當知道費恩留在本市的時候,梅詩雅就曾告訴汪油然“他是為你留下來的。”
汪油然自然也是知道,不過,他不確定。
“我和學長已經說開了。”
“不過啊,你這狀況,如果是我,我也很難放棄!”
“嗯?”
“你看,首先,你和重明沒有明確的戀人關係,對吧?”
汪油然點點頭。
“第二,他已經多久沒出現了?從去年到現在,過完暑假就一年了!一年,兩年,還是三年或者四年?甚至更久?你自已都不知道!”
梅詩雅看看汪油然,汪油然無可反駁。
“說實話,朋友!如果我是你,我會毫不猶豫地選擇學長!”
汪油然看著梅詩雅笑了。
“嗯...”汪油然嘟著嘴苦笑。
感情這種事,說改變就能改變嗎?就算他選擇了費恩,重明一旦出現,又怎樣。他的心,始終只屬於重明一個人。
汪油然不想那麼做。他不想給與費恩無畏的希望,更不想對他造成傷害。
確實,汪油然很孤獨,他非常渴望溫暖。但是,他知道自已在做什麼。
他已經成年,要學會承受孤獨,學會為自已的選擇負責。
這些,汪油然沒有對誰說出口過,他認為,這些都是自已的事,他不想將這些宣之於口。
汪油然能理解梅詩雅,就算讓他自已客觀評價,他與重明之間的感情,也是很奇怪的,也是不可靠的。
汪油然自已經常懷疑,或許,是他錯了,重明只是因為金石才才出現在他的生活中,重明展現出來的善意,可能只能說明他是個好人。
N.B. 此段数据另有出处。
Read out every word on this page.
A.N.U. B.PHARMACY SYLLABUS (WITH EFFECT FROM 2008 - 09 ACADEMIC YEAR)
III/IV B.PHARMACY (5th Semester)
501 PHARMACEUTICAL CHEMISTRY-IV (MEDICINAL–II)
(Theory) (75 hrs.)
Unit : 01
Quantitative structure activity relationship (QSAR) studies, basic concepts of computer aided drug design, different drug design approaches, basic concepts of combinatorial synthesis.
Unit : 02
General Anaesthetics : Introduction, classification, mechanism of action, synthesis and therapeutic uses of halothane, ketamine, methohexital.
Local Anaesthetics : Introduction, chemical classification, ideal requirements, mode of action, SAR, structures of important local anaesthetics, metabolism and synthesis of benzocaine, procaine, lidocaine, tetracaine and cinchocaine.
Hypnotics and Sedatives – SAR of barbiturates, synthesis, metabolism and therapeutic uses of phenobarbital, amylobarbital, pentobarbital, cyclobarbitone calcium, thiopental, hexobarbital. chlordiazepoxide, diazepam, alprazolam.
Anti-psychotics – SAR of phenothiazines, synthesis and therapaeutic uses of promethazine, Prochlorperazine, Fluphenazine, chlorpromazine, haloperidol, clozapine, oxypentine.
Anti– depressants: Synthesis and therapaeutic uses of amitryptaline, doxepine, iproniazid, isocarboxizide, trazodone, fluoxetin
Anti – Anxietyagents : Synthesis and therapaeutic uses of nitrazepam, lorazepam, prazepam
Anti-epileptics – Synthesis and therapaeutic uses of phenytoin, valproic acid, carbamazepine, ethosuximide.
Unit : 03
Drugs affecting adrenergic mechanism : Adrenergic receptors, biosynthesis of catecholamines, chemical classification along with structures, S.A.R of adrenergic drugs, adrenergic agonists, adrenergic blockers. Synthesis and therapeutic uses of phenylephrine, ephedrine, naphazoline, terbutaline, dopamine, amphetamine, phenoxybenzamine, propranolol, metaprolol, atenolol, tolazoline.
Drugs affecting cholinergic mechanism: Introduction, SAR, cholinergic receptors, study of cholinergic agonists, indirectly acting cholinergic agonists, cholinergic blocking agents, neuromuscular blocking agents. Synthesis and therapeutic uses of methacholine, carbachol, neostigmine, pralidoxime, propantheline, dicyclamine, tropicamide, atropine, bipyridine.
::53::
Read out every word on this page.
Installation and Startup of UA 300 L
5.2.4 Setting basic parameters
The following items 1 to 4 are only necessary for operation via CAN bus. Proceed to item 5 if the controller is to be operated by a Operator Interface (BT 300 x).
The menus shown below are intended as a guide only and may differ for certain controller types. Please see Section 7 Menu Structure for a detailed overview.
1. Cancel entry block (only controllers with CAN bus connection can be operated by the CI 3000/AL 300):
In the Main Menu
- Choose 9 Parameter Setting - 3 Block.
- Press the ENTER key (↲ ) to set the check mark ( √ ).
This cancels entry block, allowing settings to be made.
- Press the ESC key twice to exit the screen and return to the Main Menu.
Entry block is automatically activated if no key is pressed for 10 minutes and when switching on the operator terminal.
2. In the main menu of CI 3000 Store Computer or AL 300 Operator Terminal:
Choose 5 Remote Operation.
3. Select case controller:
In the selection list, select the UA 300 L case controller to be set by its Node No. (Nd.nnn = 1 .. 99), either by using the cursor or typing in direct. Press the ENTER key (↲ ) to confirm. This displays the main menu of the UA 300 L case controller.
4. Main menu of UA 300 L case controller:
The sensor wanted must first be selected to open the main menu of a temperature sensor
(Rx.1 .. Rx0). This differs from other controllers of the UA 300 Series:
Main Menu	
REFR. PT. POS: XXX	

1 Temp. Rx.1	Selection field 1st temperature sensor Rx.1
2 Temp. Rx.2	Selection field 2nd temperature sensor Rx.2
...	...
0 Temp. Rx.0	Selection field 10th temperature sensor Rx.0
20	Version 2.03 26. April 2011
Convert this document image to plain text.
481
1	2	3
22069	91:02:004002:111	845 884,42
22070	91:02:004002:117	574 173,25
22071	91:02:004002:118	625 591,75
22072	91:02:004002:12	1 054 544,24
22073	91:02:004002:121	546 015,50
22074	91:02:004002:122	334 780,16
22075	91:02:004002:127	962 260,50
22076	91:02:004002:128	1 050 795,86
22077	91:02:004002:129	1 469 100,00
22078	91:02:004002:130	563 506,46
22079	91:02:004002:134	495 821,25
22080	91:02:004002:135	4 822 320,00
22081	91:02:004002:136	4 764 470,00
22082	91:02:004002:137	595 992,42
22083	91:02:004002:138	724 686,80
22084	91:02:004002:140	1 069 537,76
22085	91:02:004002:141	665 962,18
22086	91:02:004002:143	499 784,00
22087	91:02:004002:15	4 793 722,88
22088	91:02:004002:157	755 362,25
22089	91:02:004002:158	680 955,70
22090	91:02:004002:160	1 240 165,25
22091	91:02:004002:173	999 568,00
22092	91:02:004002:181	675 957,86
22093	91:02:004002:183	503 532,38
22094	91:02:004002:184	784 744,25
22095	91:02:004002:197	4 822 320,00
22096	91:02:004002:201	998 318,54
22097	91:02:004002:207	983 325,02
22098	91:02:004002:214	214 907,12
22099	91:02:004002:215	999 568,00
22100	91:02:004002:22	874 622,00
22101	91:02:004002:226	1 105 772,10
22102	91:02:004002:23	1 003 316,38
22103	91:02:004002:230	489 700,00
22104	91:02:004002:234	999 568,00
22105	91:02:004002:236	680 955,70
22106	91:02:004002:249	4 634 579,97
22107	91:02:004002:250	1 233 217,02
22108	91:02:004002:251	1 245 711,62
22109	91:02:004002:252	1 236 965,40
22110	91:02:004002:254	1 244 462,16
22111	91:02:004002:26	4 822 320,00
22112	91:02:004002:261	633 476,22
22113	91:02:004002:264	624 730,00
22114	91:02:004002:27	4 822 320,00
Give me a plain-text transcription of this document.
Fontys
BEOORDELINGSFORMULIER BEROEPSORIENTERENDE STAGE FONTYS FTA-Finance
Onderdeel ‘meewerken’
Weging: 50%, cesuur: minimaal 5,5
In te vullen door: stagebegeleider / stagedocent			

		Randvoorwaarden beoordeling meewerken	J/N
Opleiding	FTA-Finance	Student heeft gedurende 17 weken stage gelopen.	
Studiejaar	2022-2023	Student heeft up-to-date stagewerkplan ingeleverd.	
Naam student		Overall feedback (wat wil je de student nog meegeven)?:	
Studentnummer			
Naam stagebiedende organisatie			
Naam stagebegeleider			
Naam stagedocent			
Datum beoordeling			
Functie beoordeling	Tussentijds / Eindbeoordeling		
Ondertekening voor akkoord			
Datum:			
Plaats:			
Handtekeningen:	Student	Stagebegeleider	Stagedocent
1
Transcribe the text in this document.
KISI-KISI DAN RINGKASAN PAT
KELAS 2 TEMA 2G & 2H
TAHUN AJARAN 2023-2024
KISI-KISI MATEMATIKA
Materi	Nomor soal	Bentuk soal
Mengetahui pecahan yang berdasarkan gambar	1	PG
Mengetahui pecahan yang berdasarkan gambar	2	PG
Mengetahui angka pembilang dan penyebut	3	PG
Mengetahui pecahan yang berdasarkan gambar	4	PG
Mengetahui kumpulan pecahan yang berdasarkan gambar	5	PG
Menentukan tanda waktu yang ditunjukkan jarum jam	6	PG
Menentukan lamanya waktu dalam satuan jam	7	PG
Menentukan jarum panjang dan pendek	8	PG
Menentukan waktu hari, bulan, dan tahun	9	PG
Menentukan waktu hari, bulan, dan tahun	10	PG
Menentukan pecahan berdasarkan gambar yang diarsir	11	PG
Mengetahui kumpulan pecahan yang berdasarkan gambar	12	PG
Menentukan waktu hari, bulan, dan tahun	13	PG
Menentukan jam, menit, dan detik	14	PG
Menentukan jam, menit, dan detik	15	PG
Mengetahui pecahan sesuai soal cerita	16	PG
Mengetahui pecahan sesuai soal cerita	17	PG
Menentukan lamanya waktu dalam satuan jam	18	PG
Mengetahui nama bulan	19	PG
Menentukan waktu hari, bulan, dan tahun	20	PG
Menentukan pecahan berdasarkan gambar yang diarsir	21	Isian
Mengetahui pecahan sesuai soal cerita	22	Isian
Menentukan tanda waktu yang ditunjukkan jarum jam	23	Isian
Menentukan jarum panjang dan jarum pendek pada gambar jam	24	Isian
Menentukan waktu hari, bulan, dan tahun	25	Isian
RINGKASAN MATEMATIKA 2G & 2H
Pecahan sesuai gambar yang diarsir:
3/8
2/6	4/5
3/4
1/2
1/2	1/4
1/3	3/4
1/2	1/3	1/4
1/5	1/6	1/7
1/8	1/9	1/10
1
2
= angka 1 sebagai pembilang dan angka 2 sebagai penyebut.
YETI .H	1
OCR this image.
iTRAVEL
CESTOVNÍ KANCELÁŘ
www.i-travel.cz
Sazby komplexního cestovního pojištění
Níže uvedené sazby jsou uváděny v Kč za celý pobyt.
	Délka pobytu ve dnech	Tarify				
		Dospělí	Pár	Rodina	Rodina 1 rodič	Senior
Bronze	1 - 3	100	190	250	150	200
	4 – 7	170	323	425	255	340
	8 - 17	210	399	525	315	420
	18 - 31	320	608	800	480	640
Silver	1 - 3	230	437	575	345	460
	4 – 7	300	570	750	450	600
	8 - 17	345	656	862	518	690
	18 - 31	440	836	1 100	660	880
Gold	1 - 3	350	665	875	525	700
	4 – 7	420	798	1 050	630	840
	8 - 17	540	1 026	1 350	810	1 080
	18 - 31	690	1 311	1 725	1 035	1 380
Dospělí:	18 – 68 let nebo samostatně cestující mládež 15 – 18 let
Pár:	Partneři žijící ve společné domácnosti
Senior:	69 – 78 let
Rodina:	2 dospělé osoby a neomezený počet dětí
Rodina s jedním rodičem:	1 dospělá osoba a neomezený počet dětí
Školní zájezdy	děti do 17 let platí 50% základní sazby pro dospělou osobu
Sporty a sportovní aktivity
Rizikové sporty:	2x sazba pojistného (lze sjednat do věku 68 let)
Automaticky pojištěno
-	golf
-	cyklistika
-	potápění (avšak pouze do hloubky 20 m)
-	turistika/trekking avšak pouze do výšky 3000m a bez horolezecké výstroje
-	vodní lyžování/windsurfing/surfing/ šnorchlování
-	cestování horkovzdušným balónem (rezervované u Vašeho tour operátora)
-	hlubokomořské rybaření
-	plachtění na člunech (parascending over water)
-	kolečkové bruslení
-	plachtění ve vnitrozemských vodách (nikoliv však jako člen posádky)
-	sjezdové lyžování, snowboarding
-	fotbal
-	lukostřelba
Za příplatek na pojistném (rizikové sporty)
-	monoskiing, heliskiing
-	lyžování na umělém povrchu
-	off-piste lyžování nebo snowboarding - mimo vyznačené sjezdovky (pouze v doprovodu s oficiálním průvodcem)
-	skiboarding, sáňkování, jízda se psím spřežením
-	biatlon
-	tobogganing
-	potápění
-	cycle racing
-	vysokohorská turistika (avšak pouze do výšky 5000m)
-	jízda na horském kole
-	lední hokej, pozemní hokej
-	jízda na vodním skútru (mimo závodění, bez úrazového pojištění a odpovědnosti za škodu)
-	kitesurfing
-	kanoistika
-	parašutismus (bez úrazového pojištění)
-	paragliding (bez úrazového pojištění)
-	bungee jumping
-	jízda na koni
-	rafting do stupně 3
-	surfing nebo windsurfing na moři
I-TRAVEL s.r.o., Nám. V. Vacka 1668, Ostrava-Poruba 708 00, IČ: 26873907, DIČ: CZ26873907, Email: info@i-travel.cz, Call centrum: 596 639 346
每次這麼想的時候,汪油然的思戀之情就會被緩解。但是,他又會想到重明看他的眼神,野花,冰淇淋,默默的守護,重明抱他上星澤的背,月光下溪流邊的時光...
這些,好像與善意沒有太多直接關係。
汪油然一個人的時候,總是會這樣把自已攪得渾渾噩噩。
晚上回到家,汪油然去廚房倒了一杯水出來,他端著杯子站在畫架跟前,一邊喝水一邊看自已畫的畫。汪油然有素描的基礎,不過,他已經很久沒畫了。去年,梅詩雅問他是否有重明的照片的時候,他突然意識到,自已沒有重明的照片,時間久了,恐怕會忘記重明的長相。家裡的監控有重明的錄影,不過,不知道重明是否會像電影或者電視裡演的那樣,某一天突然消失在畫面裡。所以,汪油然重新拿起畫筆,他開始畫重明的畫像。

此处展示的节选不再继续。